SummarySeton alumna Victoria Vertrees says “Don’t let anything limit what you want to do in life.” She will exhibit that resolve as she represents the U.S. in Women’s World Hot Air Balloon Championship in Poland.
At age 12, Victoria Vertrees and her older brother William took their first flight on a hot air balloon. That flight seized the hearts and imaginations of both young people.
Today, nineteen-year-old Victoria will represent the United States in The 2018 3rd FAI Women’s World Hot Air Balloon Championship in Naleczow, Poland.
Such dreams don’t become realities without struggle and hard work.
Victoria’s first struggle—and the one that became a touchstone in her desire to be a “master of my craft”—had nothing to do with hot-air balloons.
Diagnosed in elementary school with dyslexia, she underwent clinical therapy to deal with her learning difficulties. She was eleven before she finally learned to read with any proficiency.
For high school, Victoria enrolled in Seton Home Study. Both Victoria and her mother Teri credit Seton’s Special Services, and particularly academic counselor Stephen Costanzo, with helping Victoria conquer her academic fears.
Working with Special Services, Victoria raised both her test scores and her academic confidence, factors that led her in 2017 to the School of Meteorology at the University of Oklahoma.
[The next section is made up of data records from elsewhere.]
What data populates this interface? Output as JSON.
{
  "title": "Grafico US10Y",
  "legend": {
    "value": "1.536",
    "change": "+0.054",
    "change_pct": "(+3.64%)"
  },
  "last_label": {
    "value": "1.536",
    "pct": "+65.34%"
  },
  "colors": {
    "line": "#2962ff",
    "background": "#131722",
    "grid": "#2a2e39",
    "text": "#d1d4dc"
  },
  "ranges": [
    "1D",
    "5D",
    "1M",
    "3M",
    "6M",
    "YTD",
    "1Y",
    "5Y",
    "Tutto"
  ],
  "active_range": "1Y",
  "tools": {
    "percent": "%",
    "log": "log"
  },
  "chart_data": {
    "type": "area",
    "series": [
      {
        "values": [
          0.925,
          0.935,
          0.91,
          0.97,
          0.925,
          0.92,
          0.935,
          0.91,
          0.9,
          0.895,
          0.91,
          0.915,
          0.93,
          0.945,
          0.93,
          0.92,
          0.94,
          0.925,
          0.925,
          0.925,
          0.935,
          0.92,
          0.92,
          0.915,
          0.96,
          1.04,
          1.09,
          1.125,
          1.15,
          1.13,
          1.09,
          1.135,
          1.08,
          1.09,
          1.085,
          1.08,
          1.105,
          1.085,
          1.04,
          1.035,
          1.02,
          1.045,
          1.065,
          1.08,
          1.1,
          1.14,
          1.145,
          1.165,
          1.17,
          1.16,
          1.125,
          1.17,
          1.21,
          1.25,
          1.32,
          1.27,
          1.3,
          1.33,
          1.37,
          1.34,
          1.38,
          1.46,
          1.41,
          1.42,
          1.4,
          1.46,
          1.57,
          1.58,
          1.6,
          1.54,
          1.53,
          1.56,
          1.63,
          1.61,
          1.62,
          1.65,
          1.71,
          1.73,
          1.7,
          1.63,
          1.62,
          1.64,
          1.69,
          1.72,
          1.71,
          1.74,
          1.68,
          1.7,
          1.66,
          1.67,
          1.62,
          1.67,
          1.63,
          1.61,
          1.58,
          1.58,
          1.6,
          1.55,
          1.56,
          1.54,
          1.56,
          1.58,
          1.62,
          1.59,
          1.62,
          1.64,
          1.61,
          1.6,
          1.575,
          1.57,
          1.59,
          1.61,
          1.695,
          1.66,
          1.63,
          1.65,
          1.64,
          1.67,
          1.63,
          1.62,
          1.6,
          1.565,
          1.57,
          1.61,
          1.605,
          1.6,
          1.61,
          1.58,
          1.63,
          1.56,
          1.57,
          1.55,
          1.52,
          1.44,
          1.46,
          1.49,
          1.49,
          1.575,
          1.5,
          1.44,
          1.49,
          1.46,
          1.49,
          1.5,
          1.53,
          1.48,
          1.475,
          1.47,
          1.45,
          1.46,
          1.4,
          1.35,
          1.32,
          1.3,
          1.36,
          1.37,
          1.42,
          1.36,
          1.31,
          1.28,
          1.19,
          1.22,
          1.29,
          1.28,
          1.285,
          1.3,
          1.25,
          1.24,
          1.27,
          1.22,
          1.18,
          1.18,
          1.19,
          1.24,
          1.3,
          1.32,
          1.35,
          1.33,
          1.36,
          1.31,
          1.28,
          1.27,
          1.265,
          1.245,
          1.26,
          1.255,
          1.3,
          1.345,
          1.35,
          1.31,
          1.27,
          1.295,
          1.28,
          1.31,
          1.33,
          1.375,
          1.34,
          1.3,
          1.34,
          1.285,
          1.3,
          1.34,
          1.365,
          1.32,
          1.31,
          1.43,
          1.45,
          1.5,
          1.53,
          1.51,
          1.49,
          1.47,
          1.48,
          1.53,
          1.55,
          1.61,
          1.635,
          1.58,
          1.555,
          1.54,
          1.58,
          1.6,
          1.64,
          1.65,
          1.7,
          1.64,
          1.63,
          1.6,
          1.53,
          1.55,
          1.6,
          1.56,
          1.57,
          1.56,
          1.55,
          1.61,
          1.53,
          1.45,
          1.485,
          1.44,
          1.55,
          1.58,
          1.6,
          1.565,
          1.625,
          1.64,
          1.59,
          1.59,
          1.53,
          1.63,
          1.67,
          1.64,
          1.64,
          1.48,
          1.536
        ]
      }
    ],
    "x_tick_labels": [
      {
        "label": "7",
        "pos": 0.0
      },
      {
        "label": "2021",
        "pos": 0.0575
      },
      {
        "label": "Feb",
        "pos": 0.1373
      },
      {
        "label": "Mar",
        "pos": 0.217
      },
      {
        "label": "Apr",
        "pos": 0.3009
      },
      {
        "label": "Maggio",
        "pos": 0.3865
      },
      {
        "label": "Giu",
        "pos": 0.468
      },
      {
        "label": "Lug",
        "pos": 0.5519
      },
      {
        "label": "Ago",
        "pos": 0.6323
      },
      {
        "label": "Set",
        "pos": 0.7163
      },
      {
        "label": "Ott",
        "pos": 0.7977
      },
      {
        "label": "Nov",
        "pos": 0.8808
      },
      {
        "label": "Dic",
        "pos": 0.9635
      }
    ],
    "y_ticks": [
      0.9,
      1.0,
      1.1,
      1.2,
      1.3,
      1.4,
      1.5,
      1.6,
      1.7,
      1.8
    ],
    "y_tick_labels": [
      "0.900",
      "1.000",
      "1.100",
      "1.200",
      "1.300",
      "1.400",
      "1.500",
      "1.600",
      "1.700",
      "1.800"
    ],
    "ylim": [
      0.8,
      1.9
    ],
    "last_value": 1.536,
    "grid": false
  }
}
Teri Vertrees also stressed that Seton’s accreditation helped Victoria gain entrance to Oklahoma.
A family friend had suggested Oklahoma to Victoria, because of the university’s meteorological major and because the National Weather Center is located on campus. “I applied almost as a joke,” Victoria says, “because I didn’t think I could get in.”
She was overjoyed by her acceptance letter and has completed a first year of rugged academics, including physics and calculus classes this summer.
At 14, Victoria received her student pilot certificate.
After two years of training, she earned her private pilot’s certificate and was for several months the youngest hot air balloon pilot in the United States. “I got my pilot’s certificate before I got my driver’s license,” she says.
The demands of piloting a balloon can be daunting. Modern balloons are not only equipped with the gas burners and propane tanks with which most of us are familiar, but pilots must also use computers, GPS trackers, and iPads while navigating the winds.
This is a high tech sport, and pilots win competitions through their ability to manage and navigate their balloons with precision and dexterity.
“There’s nothing so inspiring,” says Teri of her daughter, “as seeing your child holding up a 20 million BTU burner with twenty feet of blue fire coming out of it.”
Ballooning became a passion for the entire family. Like his sister, William, now a student at California Polytechnic University-Pomona, earned his pilot’s certificate, and both Teri and Joe are intimately involved in ballooning events, with Joe bringing his skills as a photographer to various competitions.
In addition to undergoing their rigorous training to become pilots, Victoria and William were active members in their parish, Our Lady of Guadalupe in La Habra.
Both siblings also belonged to 4-H for ten years, where Victoria participated in public speaking and fashion design competitions.
To hear Victoria talk about her love of ballooning and to watch her in action, you can find her at bit.ly/2uRY7L5.
When asked what advice she might offer current Seton students, Victoria says: “If there’s something you want to do, go out and do it.”
She then adds, after thinking of the challenges she has faced: “Don’t let anything limit what you want to do in life.”